We filed an FOI asking if any of the appropriations related to COVID-19 and that were done by the previous government were subjected to a gender-based analysis and, just as a refresher, most of that money was spent on building highways, so - spoiler alert - no, it wasn't.
We know that the government spent money to keep child care centres open. There's work that was done so we're not saying that work wasn't done. It was. The point of a gender-based analysis is really to reveal unconscious bias. It's so that when we're doing things the way that we've always done them and in the way that we think they are important - we are all smart enough in this Chamber to know that we're going to miss stuff - we're not going to be able to take things into account. That's why when we talk about an analysis or a lens, we are creating a system that can reveal some of those unconscious biases. I would suggest that those biases are really alive and well in the way that the government operates.

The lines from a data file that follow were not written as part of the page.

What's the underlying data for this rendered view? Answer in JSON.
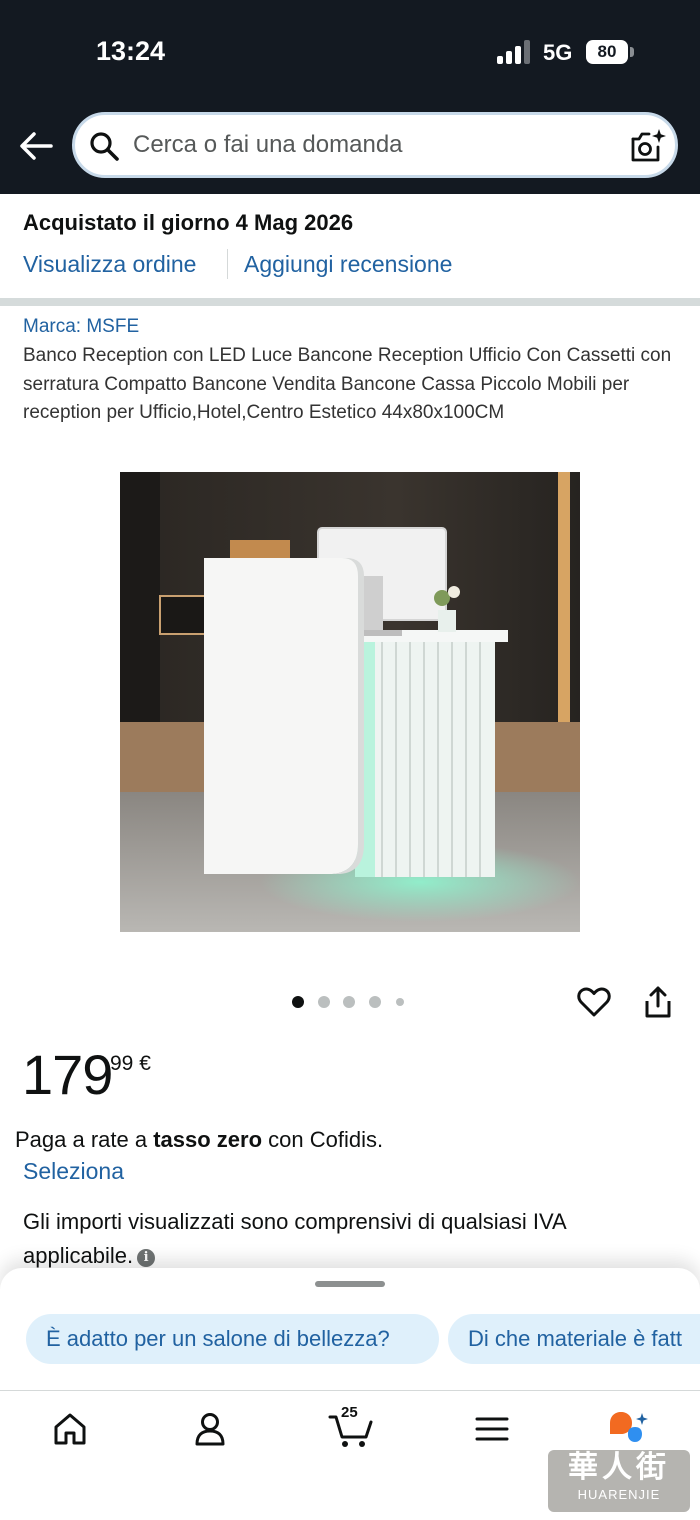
{
  "status_bar": {
    "time": "13:24",
    "network": "5G",
    "battery": "80"
  },
  "search": {
    "placeholder": "Cerca o fai una domanda"
  },
  "order": {
    "purchased": "Acquistato il giorno 4 Mag 2026",
    "view_order": "Visualizza ordine",
    "add_review": "Aggiungi recensione"
  },
  "product": {
    "brand": "Marca: MSFE",
    "title": "Banco Reception con LED Luce Bancone Reception Ufficio Con Cassetti con serratura Compatto Bancone Vendita Bancone Cassa Piccolo Mobili per reception per Ufficio,Hotel,Centro Estetico 44x80x100CM",
    "image_count": 5,
    "current_image": 1,
    "price_integer": "179",
    "price_decimal": "99 €",
    "installments_prefix": "Paga a rate a ",
    "installments_bold": "tasso zero",
    "installments_suffix": " con Cofidis.",
    "select_link": "Seleziona",
    "vat_note": "Gli importi visualizzati sono comprensivi di qualsiasi IVA applicabile."
  },
  "suggestions": {
    "chips": [
      "È adatto per un salone di bellezza?",
      "Di che materiale è fatt"
    ]
  },
  "nav": {
    "cart_count": "25"
  },
  "watermark": {
    "main": "華人街",
    "sub": "HUARENJIE"
  },
  "colors": {
    "header_bg": "#131921",
    "link": "#2162a1",
    "chip_bg": "#dff0fb"
  }
}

We've come a long way, but we have a long way to go. In our caucus we brought forward a number of pieces of legislation designed directly to impact this: paid parental leave for municipal councillors and MLAs, which we were glad to be part of that conversation that led to a change in both legislation and in policy for this Chamber and for municipal government. We have continually advocated for set sitting hours - so far, so good, this session, but we'll see. We've also advocated for a legislative calendar, so we have - we're talking about fixed election dates. We all really disagree on July but we all agree on fixed election dates. We agree with the government's rationale on fixed election dates - it gives us time to plan.

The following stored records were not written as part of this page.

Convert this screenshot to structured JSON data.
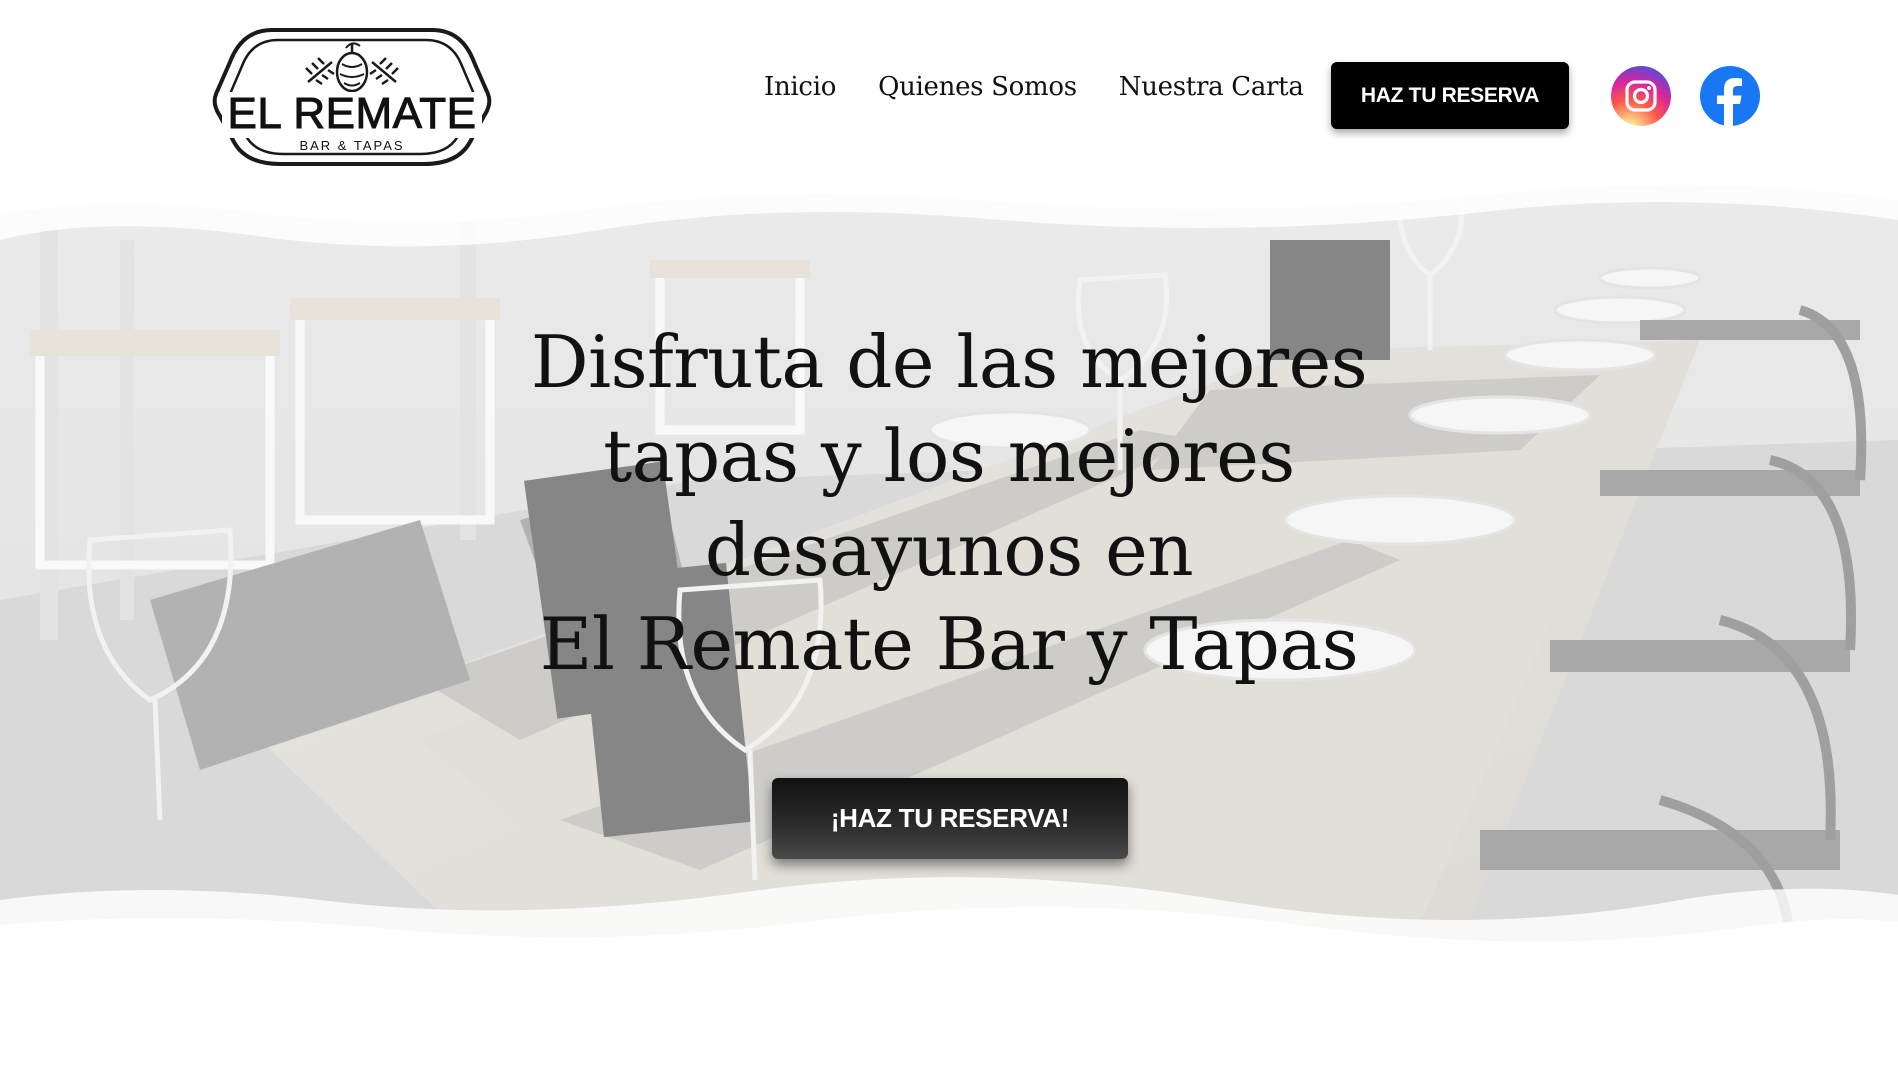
{
  "brand": {
    "name": "EL REMATE",
    "tagline": "BAR & TAPAS"
  },
  "nav": {
    "items": [
      {
        "label": "Inicio"
      },
      {
        "label": "Quienes Somos"
      },
      {
        "label": "Nuestra Carta"
      }
    ],
    "cta_label": "HAZ TU RESERVA"
  },
  "social": {
    "instagram_icon": "instagram-icon",
    "facebook_icon": "facebook-icon"
  },
  "hero": {
    "title_lines": [
      "Disfruta de las mejores",
      "tapas y los mejores",
      "desayunos en",
      "El Remate Bar y Tapas"
    ],
    "cta_label": "¡HAZ TU RESERVA!"
  },
  "colors": {
    "cta_background": "#000000",
    "cta_text": "#ffffff",
    "facebook": "#1877f2",
    "text": "#111111"
  }
}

Similarly, if we had a legislative calendar, like most other legislative bodies, we would also have time to plan. It would make it remarkably easier, in a disproportionate fashion, for the women and gender-diverse folks in this Chamber, or who aspire to be in this Chamber, if they knew when they were going to have to be here.
We've advocated for affordable child care, free birth control, free menstrual products and expanded access to trans-health care in Nova Scotia.
It has been noted already that the Throne Speech we heard just a couple of weeks ago didn't mention women at all. I know, again, that that doesn't mean that no action will be taken or that there won't be any emphasis on equity, but it is something that we are alert to. It is something we are watching and thinking about because we know that we can't have a healthy economy - forget the economy, we can't have a healthy society without women. We can't have a healthy economy without women and gender-diverse folks, and we know we need a government right now, at this moment in time, that will put the needs of women and gender-diverse people at the forefront, including prioritizing child care, health care, and better wages for low-wage workers.
This is the care economy. This is what we have been talking about for some time now. It isn't pouring money into the same old - I'm not trying to pick on Public Works - sort of shovel-ready projects and overpasses and roundabouts and highways that we can pour money into. That's not because it's not important. Of course we need roads. I'm sure we'll spend lots of time talking about roads. But the reality is that when the pandemic hit, what did we do? We defaulted to what we have always done to stimulate the economy. We put money into shovel-ready projects. But if we had just taken a minute and thought about what else we could have done, I think we could have come up with some pretty great ideas. The great news is it's not too late.
We support this bill. I would urge the government to pass this bill. We think that progressive feminist gender-based analysis should be at the core of the government's work as it is in ours.